Deux jours après une vidéo montrant des conditions d’élevage indignes dans un établissement de l’Ain, les autorités ont ordonné un vide sanitaire, « décision exceptionnelle » qui devrait conduire à l’abattage des 300.000 volailles.
L’association militante L214 avait publié mercredi des images, tournées en avril, montrant des poules déplumées et entassées dans des cages à perte de vue; une prolifération de poux, d’asticots, des cadavres en état de décomposition avancée, des accumulations de fiente.
Les réactions s’étaient enchaînées: Matines, numéro un des oeufs en France et propriété du groupe Avril, avait décidé de ne plus s’approvisionner auprès de l’élevage défaillant, Intermarché renonçant de son côté à vendre sa production.

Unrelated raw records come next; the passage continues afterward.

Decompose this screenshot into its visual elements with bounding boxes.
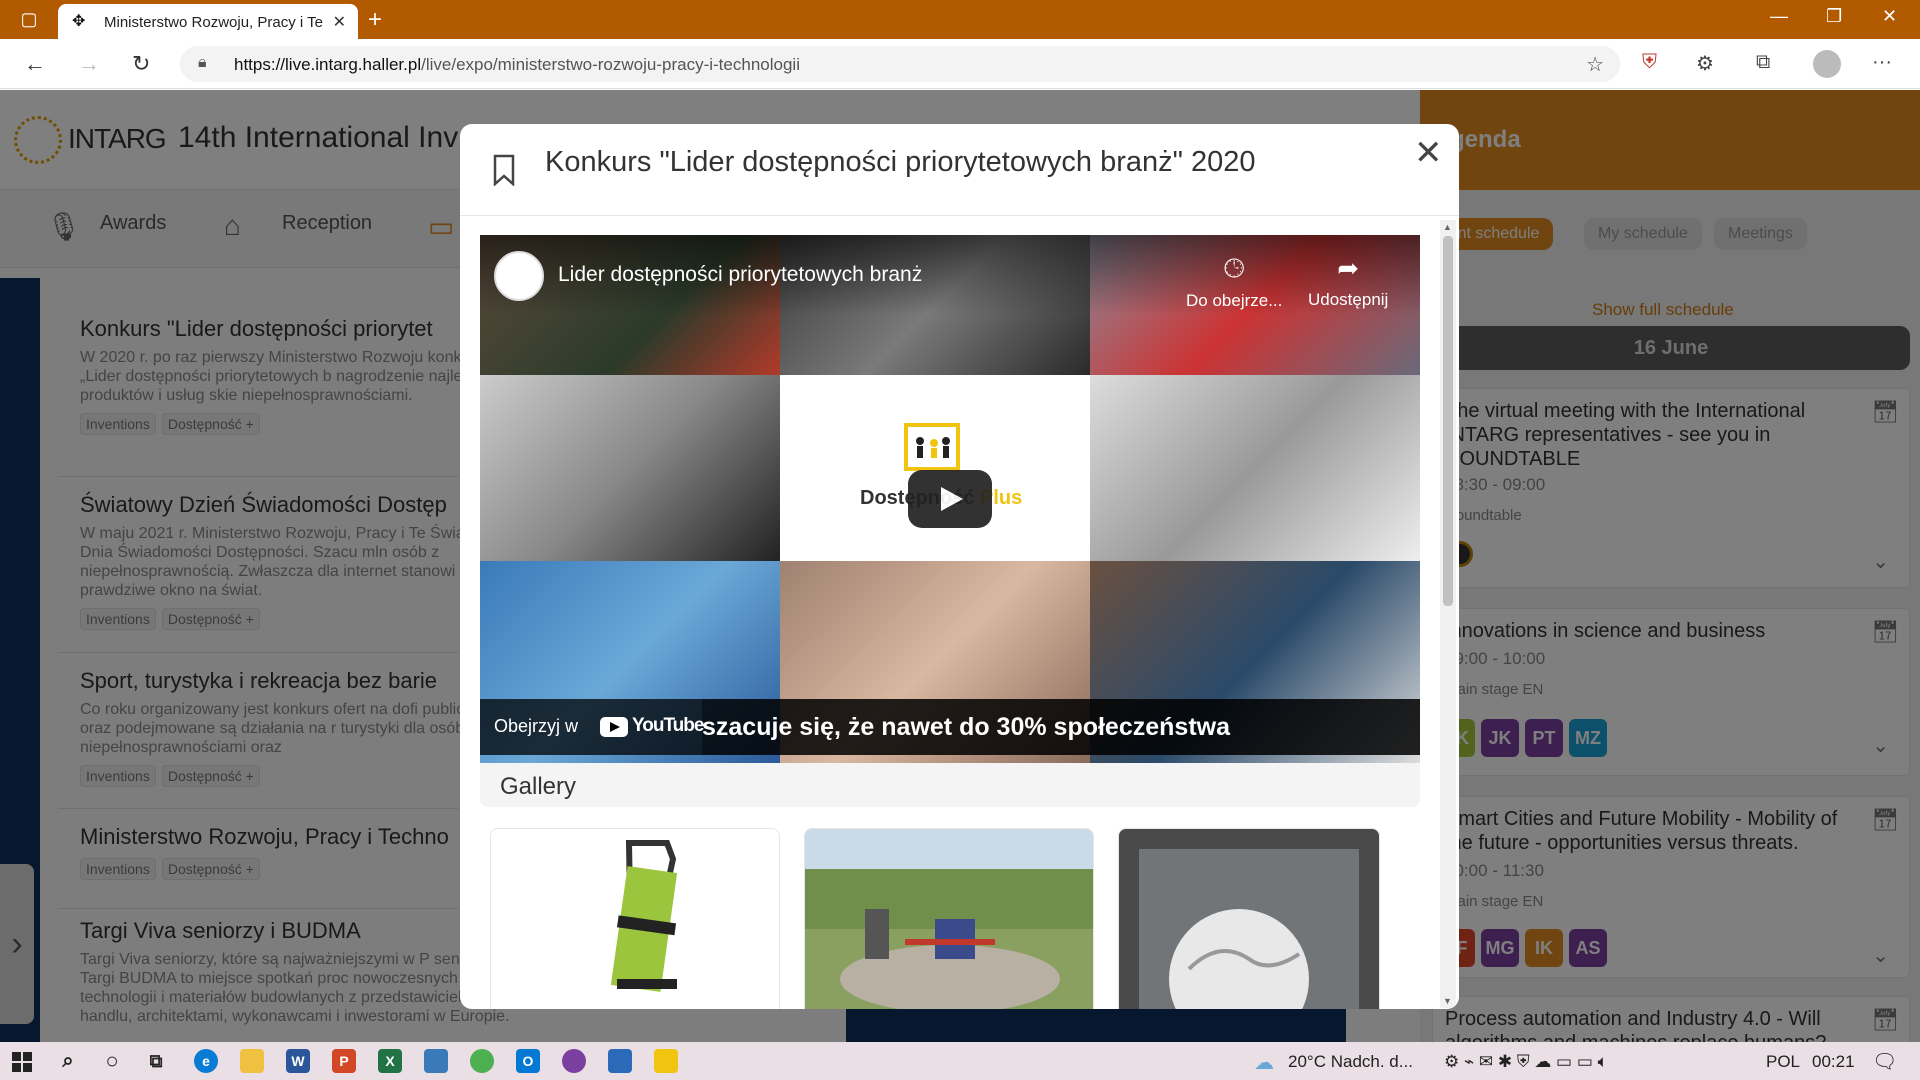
scrollbar-thumb[interactable] [1443,236,1453,606]
gallery-header: Gallery [480,763,1420,807]
new-tab-icon[interactable]: + [368,6,382,34]
word-icon[interactable]: W [286,1049,310,1073]
back-icon[interactable]: ← [24,51,46,77]
extension-shield-icon[interactable]: ⛨ [1642,51,1657,74]
playground-image [805,829,1093,1009]
forward-icon[interactable]: → [78,51,100,77]
task-view-icon[interactable]: ⧉ [144,1049,168,1073]
clock-icon: 🕒︎ [1223,253,1245,283]
restore-icon[interactable]: ❐ [1826,6,1842,27]
tray-icons[interactable]: ⚙ ⌁ ✉ ✱ ⛨ ☁ ▭ ▭ 🔈︎ [1444,1052,1608,1072]
glass-globe-image [1119,829,1379,1009]
windows-start-icon[interactable] [12,1052,32,1072]
address-bar[interactable]: 🔒︎ https://live.intarg.haller.pl/live/ex… [180,46,1620,82]
modal-header: Konkurs "Lider dostępności priorytetowyc… [460,124,1459,216]
url-text[interactable]: https://live.intarg.haller.pl/live/expo/… [234,55,800,75]
video-frame-prosthetic-hand [1090,375,1420,561]
excel-icon[interactable]: X [378,1049,402,1073]
minimize-icon[interactable]: — [1770,6,1788,27]
gallery-title: Gallery [500,773,577,800]
watch-later-button[interactable]: 🕒︎ Do obejrze... [1186,253,1282,311]
app-icon[interactable] [424,1049,448,1073]
reload-icon[interactable]: ↻ [132,51,150,77]
clock-time[interactable]: 00:21 [1812,1052,1855,1072]
weather-text[interactable]: 20°C Nadch. d... [1288,1052,1413,1072]
evacuation-chair-image [491,829,779,1009]
input-language[interactable]: POL [1766,1052,1800,1072]
edge-icon[interactable]: e [194,1049,218,1073]
file-explorer-icon[interactable] [240,1049,264,1073]
tab-actions-icon[interactable]: ▢ [18,8,40,30]
exhibit-modal: Konkurs "Lider dostępności priorytetowyc… [460,124,1459,1009]
video-frame-guide-dog [480,375,780,561]
video-title[interactable]: Lider dostępności priorytetowych branż [558,263,922,287]
browser-tabbar: ▢ ✥ Ministerstwo Rozwoju, Pracy i Te ✕ +… [0,0,1920,39]
app-icon[interactable] [654,1049,678,1073]
favorite-star-icon[interactable]: ☆ [1586,52,1604,77]
search-icon[interactable]: ⌕ [56,1049,80,1073]
scroll-up-icon[interactable]: ▲ [1443,222,1452,232]
app-icon[interactable] [608,1049,632,1073]
cortana-icon[interactable]: ○ [100,1049,124,1073]
app-icon[interactable] [562,1049,586,1073]
gallery-image-glass-globe[interactable] [1118,828,1380,1009]
modal-scrollbar[interactable]: ▲ ▼ [1440,220,1456,1008]
share-arrow-icon: ➦ [1337,253,1360,283]
watch-on-youtube-button[interactable]: Obejrzyj w YouTube [480,699,704,755]
scroll-down-icon[interactable]: ▼ [1443,996,1452,1006]
modal-title: Konkurs "Lider dostępności priorytetowyc… [545,146,1256,178]
window-close-icon[interactable]: ✕ [1882,6,1897,27]
weather-icon[interactable]: ☁ [1254,1050,1274,1075]
profile-avatar[interactable] [1813,50,1841,78]
channel-avatar[interactable] [494,251,544,301]
video-subtitle: szacuje się, że nawet do 30% społeczeńst… [702,699,1420,755]
windows-taskbar: ⌕ ○ ⧉ e W P X O ☁ 20°C Nadch. d... ⚙ ⌁ ✉… [0,1042,1920,1080]
gallery-image-evacuation-chair[interactable] [490,828,780,1009]
close-icon[interactable]: ✕ [1414,136,1443,170]
collections-icon[interactable]: ⧉ [1756,51,1770,74]
play-button[interactable] [908,470,992,528]
notifications-icon[interactable]: 🗨︎ [1872,1049,1897,1074]
browser-tab-active[interactable]: ✥ Ministerstwo Rozwoju, Pracy i Te ✕ [58,4,358,39]
accessibility-logo-icon [904,423,960,471]
browser-toolbar: ← → ↻ 🔒︎ https://live.intarg.haller.pl/l… [0,39,1920,89]
tab-close-icon[interactable]: ✕ [333,12,346,32]
outlook-icon[interactable]: O [516,1049,540,1073]
watch-on-label: Obejrzyj w [494,716,579,736]
chrome-icon[interactable] [470,1049,494,1073]
bookmark-icon[interactable] [492,154,516,186]
tab-title: Ministerstwo Rozwoju, Pracy i Te [104,14,323,31]
more-menu-icon[interactable]: ··· [1872,51,1892,74]
lock-icon[interactable]: 🔒︎ [198,54,207,72]
share-button[interactable]: ➦ Udostępnij [1308,253,1388,310]
powerpoint-icon[interactable]: P [332,1049,356,1073]
gallery-image-playground[interactable] [804,828,1094,1009]
site-favicon-icon: ✥ [72,13,86,30]
youtube-video-player[interactable]: Dostępność Plus Lider dostępności priory… [480,235,1420,763]
extensions-icon[interactable]: ⚙ [1696,51,1714,76]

Le ministre de l’Agriculture, Stéphane Le Foll, avait assuré qu’il fermerait l’établissement si nécessaire, comme le réclamait L214. Sa collègue de l’Environnement, Ségolène Royal, avait exigé une inspection et une décision « dans la journée » au préfet de l’Ain.
C’est finalement deux jours plus tard que le préfet a ordonné de vider et nettoyer les bâtiments sous trois semaines.
« Cet élevage est en très grande difficulté économique, avec un nombre d’employés devenu insuffisant pour remplir correctement les taches quotidiennes d’un élevage. L’activité ne peut plus être assurée dans le respect des normes environnementales », justifie-t-il dans un communiqué qui ne laisse guère de doute sur le devenir des animaux.
« Les 300.000 poules présentes dans l’établissement (200.000 poules pondeuses et 100.000 poulettes) seront abattues ou vendues à des tiers » pour être transformées en farine pour l’alimentation animale, précise d’ailleurs le préfet Laurent Touvet à l’AFP.
Le Gaec du Perrat, situé à Chaleins, pourra ensuite « repartir sur des bases saines » ou procéder à une liquidation judiciaire, ce qui semble « vraisemblable » compte tenu de ses difficultés économiques, a-t-il ajouté. Le TGI de Bourg-en-Bresse avait nommé un administrateur en mars.
« Je vais abattre mes poules et mes poulettes car mes fournisseurs me lâchent, je n’ai plus de quoi nourrir mes bêtes. Je vais aussi devoir arrêter l’élevage porcin qui ne représente que 30% de mon chiffre d’affaires », a déclaré Dominic Raphoz, cogérant du Gaec auprès de l’AFP ajoutant que la piste de la liquidation n’était pas encore décidée.
Proche de Villefranche-sur-Saône, l’établissement fait de l’élevage industriel de porcs et de volailles et emploie une vingtaine de personnes.
« On est juste horrifié et on est en train d’organiser une chaîne de solidarité avec les autres associations pour récupérer ces animaux », a réagi de son côté Brigitte Gothière, cofondatrice de L214.
Et « par rapport aux salariés, que va-t-il se passer ? On avait reçu plusieurs témoignages de leur part: les lanceurs d’alerte seront-ils protégés ? », s’interroge-t-elle. Plus tôt dans la journée, la CGT s’était inquiétée des répercussions sociales de la vidéo, pointant l’irresponsabilité de l’association de s’en prendre à une filière qui connaît déjà des difficultés.
La préfecture promet elle d’être « vigilante à ce que les animaux continuent d’être entretenus dans des conditions compatibles avec leurs besoins physiologiques » jusqu’à leur évacuation. L’Etat assure aussi qu’il sera « vigilant aux possibilités de réembaucher localement les employés de l’exploitation ».
L’association L214, basée à Lyon et fondée par un couple « vegan » – qui ne mange ni viande, ni œufs, ni lait – a déjà obtenu la fermeture de deux abattoirs en France après avoir diffusé d’autres vidéos.
Elle attire ici une nouvelle fois l’attention sur les dérives de l’élevage industriel à l’heure où les exploitations ne cessent de grossir comme le symbolise la ferme dite des 1.000 vaches en Picardie.